By the mid 18th century, British cabinetmakers and joiners became prosperous in the manufacture knife boxes. Valuable cutlery and flatware of the nobility had to be housed under lock and key, and owning a knife box was all part of upper echelon social graces. Georgian flatware was owned by the wealthy and required special cases for its storage and display. The knife box became a symbol of importance in the 18th century dining room, since owning silver was a matter of great prestige. Craftsmen designed and made knife boxes in the Hepplewhite and Sheraton styles with slant fronts, hinged lids, and beautiful veneered surfaces, such as the knife box we offer here.

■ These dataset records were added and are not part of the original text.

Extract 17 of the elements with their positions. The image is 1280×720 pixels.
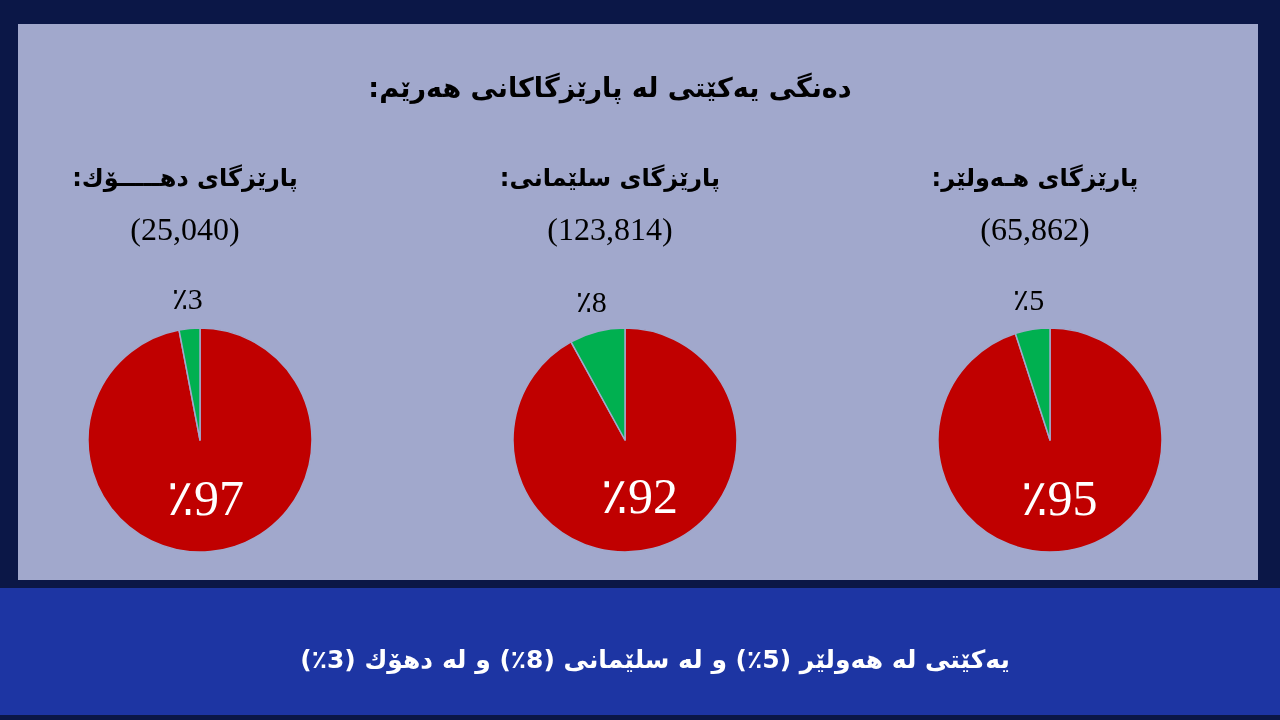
chart-subtitle: (123,814)	[547, 211, 673, 247]
pie-slice	[937, 327, 1163, 553]
data-label: ٪95	[1020, 469, 1098, 526]
pie-slice	[87, 327, 313, 553]
data-label: ٪3	[171, 281, 203, 315]
data-label: ٪92	[600, 468, 678, 525]
data-label: ٪5	[1013, 282, 1045, 316]
chart-subtitle: (65,862)	[980, 211, 1090, 247]
data-label: ٪97	[166, 469, 244, 526]
text: دەنگی یەکێتی لە پارێزگاکانی هەرێم:	[368, 72, 852, 104]
chart-title: پارێزگای هـەولێر:	[931, 164, 1139, 192]
chart-title: پارێزگای سلێمانی:	[499, 164, 721, 192]
pie-slice	[512, 327, 738, 553]
chart-title: پارێزگای دهـــــۆك:	[72, 164, 298, 192]
text: یەکێتی لە هەولێر (5٪) و لە سلێمانی (8٪) و لە دهۆك (3٪)	[300, 645, 1010, 675]
data-label: ٪8	[575, 285, 607, 319]
chart-subtitle: (25,040)	[130, 211, 240, 247]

Year of manufacture: c.1790
Country of origin: UK
Material: mahogany veneer, wood and brass
Dimensions: Height 38cm Width 23cm Depth 27cm
Condition: a little battle scarred with chips and knocks, and with tiny sections of the veneer stringing missing here and there - yet all character building. It is missing its internal liner, and its lock - and there's some damage near to where the lock barrel was fitted, yet this does not show on the outside when the lid is closed. See images. The base inside has been raised, making the maximum height for cutlery to be 27cm.